Subway Art
- Author: Martha Cooper, Henry Chalfant
- Language: English
- Subject: Graffiti in New York City
- Genre: Photography
- Publisher: Thames & Hudson
- Publication date: 1984
- Publication place: London, England
- Pages: 100
- ISBN: 978-0805006780

= Subway Art =

Book about New York City Subway graffiti

Subway Art is a collaborative book by Martha Cooper and Henry Chalfant, which documents the early history of the New York City graffiti movement. Originally published in 1984, the book has been described as a "landmark photographic history".

==Development==
Two photographers in New York City had been separately documenting the artwork seen on the subway cars for 10 years, through the 1970s and into the 1980s. Each planned to put out a book and neither could find a publisher. They agreed to work together on one book to increase the chance of finding a publisher.

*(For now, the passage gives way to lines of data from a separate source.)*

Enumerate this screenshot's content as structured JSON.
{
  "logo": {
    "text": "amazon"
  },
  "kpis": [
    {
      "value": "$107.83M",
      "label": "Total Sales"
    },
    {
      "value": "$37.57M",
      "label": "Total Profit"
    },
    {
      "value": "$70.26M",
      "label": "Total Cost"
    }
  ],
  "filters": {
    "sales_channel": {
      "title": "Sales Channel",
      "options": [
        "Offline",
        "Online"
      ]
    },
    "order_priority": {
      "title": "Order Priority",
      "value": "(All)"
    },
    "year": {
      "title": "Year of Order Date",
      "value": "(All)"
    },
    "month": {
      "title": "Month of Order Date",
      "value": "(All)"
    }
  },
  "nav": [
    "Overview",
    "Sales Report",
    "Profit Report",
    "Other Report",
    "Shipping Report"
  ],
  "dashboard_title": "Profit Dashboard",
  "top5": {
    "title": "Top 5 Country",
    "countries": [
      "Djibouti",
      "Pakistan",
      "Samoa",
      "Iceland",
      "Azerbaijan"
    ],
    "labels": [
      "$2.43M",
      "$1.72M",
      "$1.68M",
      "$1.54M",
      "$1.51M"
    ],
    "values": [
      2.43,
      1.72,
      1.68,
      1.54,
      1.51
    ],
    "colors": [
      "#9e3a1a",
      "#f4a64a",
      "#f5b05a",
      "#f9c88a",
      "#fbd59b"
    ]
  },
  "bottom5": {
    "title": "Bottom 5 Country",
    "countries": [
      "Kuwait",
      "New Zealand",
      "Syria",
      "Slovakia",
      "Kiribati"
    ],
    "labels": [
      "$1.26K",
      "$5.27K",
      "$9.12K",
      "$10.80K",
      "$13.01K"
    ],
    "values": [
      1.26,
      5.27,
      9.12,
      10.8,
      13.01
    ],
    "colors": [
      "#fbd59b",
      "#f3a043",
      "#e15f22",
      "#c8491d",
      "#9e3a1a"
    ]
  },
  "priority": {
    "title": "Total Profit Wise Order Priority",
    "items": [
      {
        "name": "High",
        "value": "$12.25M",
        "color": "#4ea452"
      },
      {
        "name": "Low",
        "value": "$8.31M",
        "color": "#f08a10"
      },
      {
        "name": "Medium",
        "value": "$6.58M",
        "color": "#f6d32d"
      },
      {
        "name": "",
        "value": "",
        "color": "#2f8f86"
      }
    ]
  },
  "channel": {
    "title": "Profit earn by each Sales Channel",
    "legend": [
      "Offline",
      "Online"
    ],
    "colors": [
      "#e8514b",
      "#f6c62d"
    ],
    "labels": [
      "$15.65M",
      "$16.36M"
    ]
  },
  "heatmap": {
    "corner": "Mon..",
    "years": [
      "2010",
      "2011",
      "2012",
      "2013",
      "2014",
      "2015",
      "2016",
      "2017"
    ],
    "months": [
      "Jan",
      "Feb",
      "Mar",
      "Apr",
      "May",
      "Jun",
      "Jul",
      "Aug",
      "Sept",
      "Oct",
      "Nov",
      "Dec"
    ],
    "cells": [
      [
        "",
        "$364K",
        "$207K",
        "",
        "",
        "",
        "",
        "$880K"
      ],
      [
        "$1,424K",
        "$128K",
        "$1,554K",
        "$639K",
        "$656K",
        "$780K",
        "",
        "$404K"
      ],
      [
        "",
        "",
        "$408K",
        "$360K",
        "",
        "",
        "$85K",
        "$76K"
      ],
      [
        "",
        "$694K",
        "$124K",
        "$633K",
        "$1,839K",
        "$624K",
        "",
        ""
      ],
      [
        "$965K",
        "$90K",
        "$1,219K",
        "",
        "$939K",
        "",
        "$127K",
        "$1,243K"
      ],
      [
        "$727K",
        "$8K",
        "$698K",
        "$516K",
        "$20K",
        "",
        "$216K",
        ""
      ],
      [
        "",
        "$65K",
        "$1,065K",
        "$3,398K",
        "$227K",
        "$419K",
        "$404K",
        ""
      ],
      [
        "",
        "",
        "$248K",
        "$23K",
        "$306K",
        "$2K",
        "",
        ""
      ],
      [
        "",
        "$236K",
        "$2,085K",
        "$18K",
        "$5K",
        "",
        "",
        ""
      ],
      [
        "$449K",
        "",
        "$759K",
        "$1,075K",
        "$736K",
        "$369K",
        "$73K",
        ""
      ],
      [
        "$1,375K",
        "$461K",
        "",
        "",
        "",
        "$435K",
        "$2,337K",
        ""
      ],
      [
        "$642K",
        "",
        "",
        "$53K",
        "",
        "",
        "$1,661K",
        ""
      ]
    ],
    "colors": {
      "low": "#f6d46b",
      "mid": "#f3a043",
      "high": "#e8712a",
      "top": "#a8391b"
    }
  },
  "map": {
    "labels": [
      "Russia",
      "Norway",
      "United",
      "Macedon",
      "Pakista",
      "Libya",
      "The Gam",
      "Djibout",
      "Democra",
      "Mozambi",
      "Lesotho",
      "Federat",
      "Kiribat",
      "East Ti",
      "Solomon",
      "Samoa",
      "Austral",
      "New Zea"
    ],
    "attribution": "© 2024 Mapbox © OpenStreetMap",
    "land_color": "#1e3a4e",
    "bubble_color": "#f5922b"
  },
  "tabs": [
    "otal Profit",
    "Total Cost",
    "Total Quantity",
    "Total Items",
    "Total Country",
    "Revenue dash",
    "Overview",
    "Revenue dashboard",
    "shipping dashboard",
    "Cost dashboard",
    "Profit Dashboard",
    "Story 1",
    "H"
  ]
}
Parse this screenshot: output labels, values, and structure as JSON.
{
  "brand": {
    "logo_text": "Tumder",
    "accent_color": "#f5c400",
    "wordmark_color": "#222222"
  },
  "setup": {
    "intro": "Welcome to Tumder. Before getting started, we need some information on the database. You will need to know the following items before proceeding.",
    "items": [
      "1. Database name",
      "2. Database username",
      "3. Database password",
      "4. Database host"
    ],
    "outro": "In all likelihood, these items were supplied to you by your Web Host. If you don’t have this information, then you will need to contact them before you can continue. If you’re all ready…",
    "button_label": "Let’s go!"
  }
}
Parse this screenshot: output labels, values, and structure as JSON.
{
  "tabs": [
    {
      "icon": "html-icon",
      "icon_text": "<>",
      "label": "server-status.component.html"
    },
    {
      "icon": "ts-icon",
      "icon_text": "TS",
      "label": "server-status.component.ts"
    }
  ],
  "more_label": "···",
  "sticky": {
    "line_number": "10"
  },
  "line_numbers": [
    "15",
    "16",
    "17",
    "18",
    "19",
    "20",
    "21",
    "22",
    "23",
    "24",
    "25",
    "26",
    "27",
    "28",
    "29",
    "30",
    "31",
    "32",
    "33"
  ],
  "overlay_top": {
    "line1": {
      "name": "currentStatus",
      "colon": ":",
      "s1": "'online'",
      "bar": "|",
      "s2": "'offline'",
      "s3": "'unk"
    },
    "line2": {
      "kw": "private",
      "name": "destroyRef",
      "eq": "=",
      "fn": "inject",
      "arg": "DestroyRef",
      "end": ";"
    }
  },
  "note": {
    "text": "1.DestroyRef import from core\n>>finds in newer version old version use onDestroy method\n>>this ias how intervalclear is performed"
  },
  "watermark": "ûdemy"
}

They did not find one in the US mainly because graffiti was viewed as vandalism, not as art. Removal of graffiti was a problem for public agencies. The two went to the Frankfurt Book Fair, where they found their publisher, the art publisher Thames & Hudson, based in London.

==Contents==
The book was known as 'the bible' of graffiti, because the photographs of this ephemeral art were accompanied by text describing techniques of the drawing styles and how it was done on public property without permission.

The book described the culture around graffiti, how to do it, the lingo and who did it. Cooper and Chalfant consider this as public art, a major global art movement, and do not consider it as vandalism.

Often the tags or drawings were removed the next day, so the photographs were the only record of these artistic efforts. The authors of this book often printed their images quickly to share with the graffiti artists, who did not have cameras in that decade to record the mark they left on their city, on a subway car. The police worked with the transit authority to stop this practice, even if the artists considered themselves as risking their lives to leave their mark.

These photographs were taken in an era of decline of the condition of the subway system in New York City, before David L. Gunn was brought in to lead a turnaround in 1984, including daily cleaning of rail cars.

Subway Art quickly acquired the dubious accolade of becoming one of the most stolen books in the United Kingdom, and marked the start of graffiti on London rail cars.

==Title==
The title is a reference to the New York City Subway, where much of the city's graffiti was painted during the late 20th century, on the sides of subway cars.

This was done without permission of the transit authority and considered as vandalism in the time the two were taking pictures of the art on passing trains.

==Graffiti artists==
The book featured the artists by name, including Zephyr, Seen, Kase2, Dondi, Lee and Lady Pink.

==Publication history==
The book was first published in London by Thames & Hudson. It sold 500,000 copies.

The first US edition was published by Holt, Rinehart and Winston in New York, also in 1984.

===25th Anniversary edition===
The 25th anniversary edition was released in 2009, with new and larger photographs included, and printed in a larger format than the first book, measuring 43x30.5 cm. It was published by Chronicle Books in San Francisco ISBN 978-0811868877.